Sebagaimana yang kerap diajarkan para dai-motivator, ketika terjadi suatu kontroversi, kedepankanlah baik sangka. Kata para dai, buruk sangka (suuz-zhan) itu pangkal dari iri dan benci. Iri dan benci bisa menggelapkan hati. Maka saya mula-mula berusaha berbaik sangka kala ada kontroversi. Apalagi jika kontroversi itu menyangkut orang atau organisasi dengan label yang keren: ustadz atau pembela Islam.
Kala terjadi pembatalan diskusi buku Tan Malaka di Surabaya oleh para pembela Islam itu, saya berusaha mengajukan tiga alternatif baik sangka. Pertama, dengan lantaran mereka, mungkin Tuhan sedang berkehendak mewujudkan ramalan Tan Malaka. “Dari dalam kubur, suara saya akan lebih keras!” ujar Tan Malaka. Kenyataanya, buku tentang Tan Malaka itu saja belum dibaca, tapi para pembela Islam sudah mengkawatirkan nasib akidah kaumnya. Tan Malaka sakti betul rupanya.
Kedua, mungkin saja para pembela Islam memahami bahwa orang Indonesia ini malas membaca sejarah bangsanya sendiri. Maka dibatalkanlah rencana diskusi buku tentang Tan Malaka itu. Alasannya: agar Tan Malaka jadi pembicaraan publik. Para pemilik buku Madilog akan kembali membaca buku itu secara lebih seksama. Atau setidaknya akan banyak yang tanya ke Syaikh Google tentang siapa itu Tan Malaka. Jadilah kemudian ada lebih banyak orang yang pelan-pelan tahu siapa itu Tan Malaka.
Ketiga, mungkin Tuhan sedang ingin menunjukkan cara berpikir para pembela Islam itu: mendiskusikan buku berisi ideologi X adalah sama dengan menyetujui dan mempropagandakan ideologi X. Dengan kejadian itu, Tuhan ingin menunjukkan bahwa: “Ini lho logika para pembela Islam itu!”
Syukurlah, mayoritas orang di negeri ini tampaknya masih waras dan bisa menangkap “sinyal” dari Tuhan itu. Dengan beberapa kejadian mutakhir menyangkut para pembela Islam tahu, publik mendapat data-data untuk dipertimbangkan apakah kata “membela Islam” layak tersemat kepada mereka.
Begitulah. Baik sangka ini juga coba saya ajukan pula kala membaca warta tentang ustadz yang “mengunci” operator sound-system.
Istilah “ustadz” pada mulanya ialah gelar yang mentereng.

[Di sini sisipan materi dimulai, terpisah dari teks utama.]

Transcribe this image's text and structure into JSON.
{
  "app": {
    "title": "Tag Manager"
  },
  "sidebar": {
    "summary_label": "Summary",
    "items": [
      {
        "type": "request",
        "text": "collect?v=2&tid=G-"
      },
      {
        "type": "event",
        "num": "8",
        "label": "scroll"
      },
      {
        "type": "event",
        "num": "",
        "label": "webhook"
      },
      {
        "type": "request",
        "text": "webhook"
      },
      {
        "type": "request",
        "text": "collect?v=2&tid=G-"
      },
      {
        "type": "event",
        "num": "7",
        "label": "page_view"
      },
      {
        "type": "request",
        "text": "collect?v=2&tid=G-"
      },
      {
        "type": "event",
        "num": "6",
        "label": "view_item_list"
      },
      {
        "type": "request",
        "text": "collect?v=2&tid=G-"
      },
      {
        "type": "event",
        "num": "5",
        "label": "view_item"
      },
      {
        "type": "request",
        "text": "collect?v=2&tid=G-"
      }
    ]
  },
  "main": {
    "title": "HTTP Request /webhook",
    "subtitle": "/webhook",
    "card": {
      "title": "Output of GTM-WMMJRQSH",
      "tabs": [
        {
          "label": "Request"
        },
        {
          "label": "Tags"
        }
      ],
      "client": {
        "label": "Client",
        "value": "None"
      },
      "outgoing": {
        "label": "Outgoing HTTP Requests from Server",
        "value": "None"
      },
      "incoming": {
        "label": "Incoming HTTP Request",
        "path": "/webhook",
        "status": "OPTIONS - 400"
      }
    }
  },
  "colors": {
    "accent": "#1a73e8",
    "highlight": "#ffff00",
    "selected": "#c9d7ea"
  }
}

Di Arab sana, kalau anda mendapati buku yang penulisnya bergelar “al-Ustadz ad-Duktur”, itu artinya “profesor doktor”. Ustadz adalah gelar setara guru besar, dan tentu saja sudah harus melewati jenjang-jenjang akademis tertentu.
Itu di sana. Tapi di negeri ini, ustadz adalah panggilan lazim untuk para dai. Ustadz di negeri ini bisa jadi tenar ketika sudah melewati jenjang-jenjang seleksi media, atau setidaknya tertangkap “kompetensinya” oleh media.
Kompetensi yang dimaksud oleh media tentunya yang sesuai dengan logika media: syarat-syarat agar lulus ujian jadi dai adalah harus sesuai tuntutan pasar. Salah satu syarat mutlak syarat ujian seleksi itu: harus menghibur, punya nilai entertainment—mungkin juga infotainment. Syarat- lainnya yang bisa jadi nilai tambah: berpenampilan menarik, bersuara bagus, syukur-syukur bisa nyambi jadi penyanyi, dan alhamdulillah kalau punya diferensiasi; gaya penyampaian yang beda, unik, dan kalau perlu juga punya jargon-jargon antik.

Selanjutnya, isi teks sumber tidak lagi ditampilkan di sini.